I confess I felt a little nervous being so close to them—the road took us right by them—but while caution is always wise, in hindsight, I think our vehicle would keep us safe even if one were bonkers enough to attack it. Next time, I’ll try to relax. Of course there will be a next time, right?
Mostly they were in the water, but a couple were grazing on land. From here on out, hippos on land will be referred to as “swamp sausages.”
At the same time we watched the hippos, we spotted a couple of other animals on the other side of the river.
One was a female waterbuck. Yes, a waterbuck. Why it’s not a waterbok is beyond me. Everything’s a bok here: Steenbok, springbok, gemsbok. Waterbok seems like a no-brainer. Did someone just want to buck tradition?
A bit later, we found a couple of males and some more females. I began to notice something besides their fuzzy necks: Their noses are all a distinctive shape.
It’s really not an unusual shape for such noses, but the coloring really makes the heart shape stand out, don’t you think? Cool!
The other animal across the river was this:
Storks are automatically cool because of their size. This one tops the list with its red and yellow color combo. But wait . . . what’s that? Is the red and yellow just duct tape? Seriously, the yellow flaps above and below the base of the bill look like Post-It notes stuck onto it. Points off for lame workmanship. But they all have it. Did they all call each other this morning?

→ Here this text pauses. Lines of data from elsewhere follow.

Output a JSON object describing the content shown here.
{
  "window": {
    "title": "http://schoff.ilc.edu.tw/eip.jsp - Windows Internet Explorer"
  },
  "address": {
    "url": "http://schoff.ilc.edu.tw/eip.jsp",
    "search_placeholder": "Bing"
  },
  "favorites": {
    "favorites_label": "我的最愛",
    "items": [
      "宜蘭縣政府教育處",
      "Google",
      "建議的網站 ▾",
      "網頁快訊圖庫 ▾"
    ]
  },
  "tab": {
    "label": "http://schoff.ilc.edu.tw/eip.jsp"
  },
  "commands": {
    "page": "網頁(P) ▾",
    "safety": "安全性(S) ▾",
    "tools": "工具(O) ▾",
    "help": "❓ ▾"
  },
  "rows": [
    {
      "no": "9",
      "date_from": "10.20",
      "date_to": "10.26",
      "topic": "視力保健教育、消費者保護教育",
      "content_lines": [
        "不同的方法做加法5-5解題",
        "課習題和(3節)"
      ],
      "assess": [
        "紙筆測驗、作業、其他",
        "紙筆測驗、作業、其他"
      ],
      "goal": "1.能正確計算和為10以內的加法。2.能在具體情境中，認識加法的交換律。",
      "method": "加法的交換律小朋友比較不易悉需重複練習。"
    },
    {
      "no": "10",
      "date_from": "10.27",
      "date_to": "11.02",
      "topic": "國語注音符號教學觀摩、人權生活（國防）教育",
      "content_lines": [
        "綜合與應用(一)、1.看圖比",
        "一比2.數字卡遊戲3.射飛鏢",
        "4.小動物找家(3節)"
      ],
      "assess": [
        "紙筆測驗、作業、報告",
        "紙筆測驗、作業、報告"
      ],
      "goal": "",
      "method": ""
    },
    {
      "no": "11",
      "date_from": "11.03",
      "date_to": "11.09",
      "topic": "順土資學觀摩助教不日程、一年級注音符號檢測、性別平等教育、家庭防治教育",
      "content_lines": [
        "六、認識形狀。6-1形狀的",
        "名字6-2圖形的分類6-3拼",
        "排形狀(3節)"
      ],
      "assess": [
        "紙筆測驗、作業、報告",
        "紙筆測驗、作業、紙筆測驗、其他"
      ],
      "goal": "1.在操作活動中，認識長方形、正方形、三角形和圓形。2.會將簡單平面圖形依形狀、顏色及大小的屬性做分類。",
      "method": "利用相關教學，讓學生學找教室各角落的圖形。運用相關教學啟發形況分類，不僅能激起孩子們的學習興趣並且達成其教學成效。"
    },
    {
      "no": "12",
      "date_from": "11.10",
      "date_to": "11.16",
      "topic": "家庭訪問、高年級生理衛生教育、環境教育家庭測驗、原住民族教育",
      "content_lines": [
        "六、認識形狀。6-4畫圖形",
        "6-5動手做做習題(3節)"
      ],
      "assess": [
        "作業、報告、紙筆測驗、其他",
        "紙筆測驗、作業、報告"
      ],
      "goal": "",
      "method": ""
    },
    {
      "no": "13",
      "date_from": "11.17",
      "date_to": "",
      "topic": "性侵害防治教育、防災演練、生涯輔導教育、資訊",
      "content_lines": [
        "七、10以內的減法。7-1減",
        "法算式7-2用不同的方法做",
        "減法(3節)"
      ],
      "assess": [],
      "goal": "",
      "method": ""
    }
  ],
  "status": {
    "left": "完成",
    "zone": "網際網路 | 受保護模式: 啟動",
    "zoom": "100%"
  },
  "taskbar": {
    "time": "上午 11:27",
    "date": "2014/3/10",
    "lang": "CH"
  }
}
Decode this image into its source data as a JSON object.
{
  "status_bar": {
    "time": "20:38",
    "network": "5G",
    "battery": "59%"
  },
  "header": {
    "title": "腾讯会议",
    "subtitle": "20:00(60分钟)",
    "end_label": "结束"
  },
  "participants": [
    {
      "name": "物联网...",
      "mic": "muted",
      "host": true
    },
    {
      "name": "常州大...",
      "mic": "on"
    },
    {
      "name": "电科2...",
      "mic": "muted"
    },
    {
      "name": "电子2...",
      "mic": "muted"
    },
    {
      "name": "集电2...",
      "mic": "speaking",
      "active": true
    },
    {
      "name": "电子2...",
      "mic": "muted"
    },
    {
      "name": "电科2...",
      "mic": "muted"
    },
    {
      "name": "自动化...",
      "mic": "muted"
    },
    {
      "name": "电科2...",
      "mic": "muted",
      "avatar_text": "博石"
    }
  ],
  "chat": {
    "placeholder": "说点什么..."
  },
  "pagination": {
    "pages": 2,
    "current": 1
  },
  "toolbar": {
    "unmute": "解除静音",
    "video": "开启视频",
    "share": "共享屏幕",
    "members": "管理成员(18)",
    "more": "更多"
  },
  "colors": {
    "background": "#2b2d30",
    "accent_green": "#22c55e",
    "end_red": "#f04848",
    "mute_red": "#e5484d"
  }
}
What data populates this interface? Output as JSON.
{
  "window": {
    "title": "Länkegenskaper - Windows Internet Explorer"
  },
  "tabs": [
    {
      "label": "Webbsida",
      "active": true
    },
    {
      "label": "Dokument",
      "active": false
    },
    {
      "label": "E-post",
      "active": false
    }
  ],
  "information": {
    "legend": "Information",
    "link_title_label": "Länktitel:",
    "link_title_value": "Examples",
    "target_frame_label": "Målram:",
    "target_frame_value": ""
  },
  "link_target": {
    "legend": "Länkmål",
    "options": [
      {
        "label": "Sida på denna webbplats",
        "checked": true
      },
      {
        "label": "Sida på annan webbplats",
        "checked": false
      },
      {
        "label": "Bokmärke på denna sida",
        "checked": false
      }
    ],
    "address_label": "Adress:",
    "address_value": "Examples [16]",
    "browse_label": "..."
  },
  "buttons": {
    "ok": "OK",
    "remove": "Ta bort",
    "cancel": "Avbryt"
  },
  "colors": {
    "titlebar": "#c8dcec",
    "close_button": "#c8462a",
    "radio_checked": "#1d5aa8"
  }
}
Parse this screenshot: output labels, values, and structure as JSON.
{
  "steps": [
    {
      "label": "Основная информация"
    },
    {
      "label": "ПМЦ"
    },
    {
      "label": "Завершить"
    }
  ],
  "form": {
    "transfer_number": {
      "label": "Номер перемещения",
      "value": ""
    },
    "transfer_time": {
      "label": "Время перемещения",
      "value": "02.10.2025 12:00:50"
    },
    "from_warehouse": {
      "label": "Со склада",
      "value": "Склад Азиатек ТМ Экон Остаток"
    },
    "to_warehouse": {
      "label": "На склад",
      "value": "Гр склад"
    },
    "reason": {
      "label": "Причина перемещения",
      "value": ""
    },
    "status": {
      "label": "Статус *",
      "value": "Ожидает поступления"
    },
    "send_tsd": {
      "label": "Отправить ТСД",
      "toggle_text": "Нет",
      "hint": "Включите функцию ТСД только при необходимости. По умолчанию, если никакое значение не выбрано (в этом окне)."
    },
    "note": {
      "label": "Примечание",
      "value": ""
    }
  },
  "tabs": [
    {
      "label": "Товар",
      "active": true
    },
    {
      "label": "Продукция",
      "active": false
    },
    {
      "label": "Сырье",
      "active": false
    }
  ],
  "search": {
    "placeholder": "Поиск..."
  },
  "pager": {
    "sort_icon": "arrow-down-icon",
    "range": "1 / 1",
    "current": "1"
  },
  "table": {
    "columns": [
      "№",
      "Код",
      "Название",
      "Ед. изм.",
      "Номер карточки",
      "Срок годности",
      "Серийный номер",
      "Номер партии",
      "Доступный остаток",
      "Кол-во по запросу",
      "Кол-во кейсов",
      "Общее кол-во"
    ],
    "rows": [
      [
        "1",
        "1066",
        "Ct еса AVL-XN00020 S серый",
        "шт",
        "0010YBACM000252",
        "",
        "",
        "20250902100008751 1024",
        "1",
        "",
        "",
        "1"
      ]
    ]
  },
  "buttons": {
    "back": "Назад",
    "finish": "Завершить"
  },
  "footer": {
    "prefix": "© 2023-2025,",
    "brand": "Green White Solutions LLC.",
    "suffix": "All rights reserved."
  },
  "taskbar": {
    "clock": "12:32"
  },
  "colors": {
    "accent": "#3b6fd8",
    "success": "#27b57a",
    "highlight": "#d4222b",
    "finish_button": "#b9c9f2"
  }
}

Points added for efforts to coordinate.
We wanted to keep going and going on this fantabulous road along the river, but we were on a schedule. We stopped for lunch at a second pool with about six hippos, a kingfisher, and a couple more storks, and then we turned around.
On the way out, we came upon this guy:
He bathed in water, and then he bathed in mud.
I was kinda nervous—no, there was no “kinda” about it—because we were only about twenty feet away from him, less than that at the end when he wandered off. The road took us right up beside him. Thankfully, there were some shrubs and a tree between us, and he wasn’t too bothered by our nearness. In fact, he didn’t seem bothered at all. He didn’t glance back as he wandered away or pay us any nevermind. I might have heard him humming the tune from The Jungle Book.
We visited the first hippo pool briefly on our way back. Most of the hippos seemed to be napping: one sausage was snoozing on the bank with just his or her belly and back feet in the water; two others were grazing on shore.
We had one final lovely sighting on the way home.
A handsome specimen, no? The Fabio of warthogs.
Besides the truck that led us around the puddle-lake detour, we didn’t see another car all day, except as we neared town. Not one other car. It’s as though we have Africa all to ourselves. How lucky can we get? We are grateful.